JH & FW Green lodged an appeal against the tribunal’s decision before the Court of Appeal. It argued, amongst other things, that the tribunal had misunderstood both the significance of the terms of the existing agreement and paragraph 17 of the 2017 Code.

Paragraph 34(12) of the Code requires the tribunal or court, when considering the terms to be included in a new agreement, to have regard to the terms of the existing agreement. JH & FW Green argued, drawing analogies to similar wording in the Landlord and Tenant Act 1954, that this required the tribunal to treat the terms of the existing agreement as the starting point and that there was a heavy onus placed on the party seeking to depart from those terms.

The Court of Appeal rejected this argument, stating that the 2017 Code pursued a different policy to the Landlord and Tenant Act 1954 and that the weight to be attached to the existing agreement will turn on its consistency with that policy.
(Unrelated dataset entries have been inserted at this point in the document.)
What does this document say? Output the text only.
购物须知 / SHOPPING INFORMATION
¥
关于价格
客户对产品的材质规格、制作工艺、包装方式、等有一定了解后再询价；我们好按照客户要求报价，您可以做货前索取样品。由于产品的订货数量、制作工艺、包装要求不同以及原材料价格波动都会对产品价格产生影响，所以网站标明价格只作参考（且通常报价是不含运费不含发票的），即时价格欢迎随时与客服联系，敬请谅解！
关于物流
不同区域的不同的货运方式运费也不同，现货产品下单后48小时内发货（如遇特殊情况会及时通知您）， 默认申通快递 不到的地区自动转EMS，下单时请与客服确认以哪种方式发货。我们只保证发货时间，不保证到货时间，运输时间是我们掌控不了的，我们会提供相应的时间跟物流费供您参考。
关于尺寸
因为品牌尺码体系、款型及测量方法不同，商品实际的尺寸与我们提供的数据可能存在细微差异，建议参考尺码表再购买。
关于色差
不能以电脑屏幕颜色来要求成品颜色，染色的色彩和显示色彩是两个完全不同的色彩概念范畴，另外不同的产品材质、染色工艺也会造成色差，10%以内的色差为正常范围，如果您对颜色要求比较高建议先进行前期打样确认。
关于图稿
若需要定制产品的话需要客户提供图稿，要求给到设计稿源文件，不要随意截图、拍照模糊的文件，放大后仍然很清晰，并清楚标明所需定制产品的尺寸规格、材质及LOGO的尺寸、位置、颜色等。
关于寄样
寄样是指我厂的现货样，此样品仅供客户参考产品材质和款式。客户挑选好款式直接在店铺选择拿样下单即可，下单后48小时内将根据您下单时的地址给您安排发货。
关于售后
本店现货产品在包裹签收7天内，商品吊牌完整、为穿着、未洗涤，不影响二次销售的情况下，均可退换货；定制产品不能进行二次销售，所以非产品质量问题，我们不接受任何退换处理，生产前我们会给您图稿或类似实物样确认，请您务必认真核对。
It pointed out that agreements which pre-date the 2017 Code were less likely to accord with its purposes.

Pierre Smith said: “The Court of Appeal has scotched the view that the principles applied to the Landlord and Tenant Act 1954 are to be slavishly followed.”

The Court of Appeal pointed out that the tribunal was, in any event, not invited to consider the terms of the existing agreement as both parties were seeking to depart from its terms.

Paragraph 17 of the 2017 Code provides for an operator to be entitled to upgrade or share if any changes to the electronic communications apparatus have "no adverse impact, or no more than a minimal adverse impact, on its appearance" and the upgrading or sharing "imposes no additional burden" on the site provider.

The tribunal had held that paragraph 17 “operates as a floor” and not a ceiling, in that they specify the minimum rights that operators enjoy, but that it is open to the tribunal to grant broader rights.

In its appeal, JH & FW Green argued that paragraph 17 does not merely operate as a floor. It claimed it “sets a benchmark or standard” that UK law makers had considered, when forming the Code, to provide a fair balance between the interests of site providers and operators. It accepted that it is open to the tribunal to grant more extensive rights to operators than are provided for in paragraph 17 but argued that there must be “sufficient justification for doing so” and that this was not the case in respect of On Tower’s request.

The Court of Appeal, however, considered evidence relating to the formulation of the Code and said it supported claims made by On Tower that the onus on it to justify extended rights was “not a heavy one”. It held that the tribunal was “amply justified” to provide for complete flexibility in the equipment upgrade and sharing rights to be written into the new lease with JH & FW Green. It cited that the uncertainty as to what demands technology will require in the future presented a “compelling basis” for unrestricted rights and a “very good reason” to go beyond paragraph 17.

Pierre Smith of Pinsent Masons said: “The Court of Appeal’s judgment will, by acknowledging that operators like On Tower should be able to upgrade infrastructure and share with other operators, ensure that the public can be offered access to the latest technology as it is rolled out across the UK in years to come.”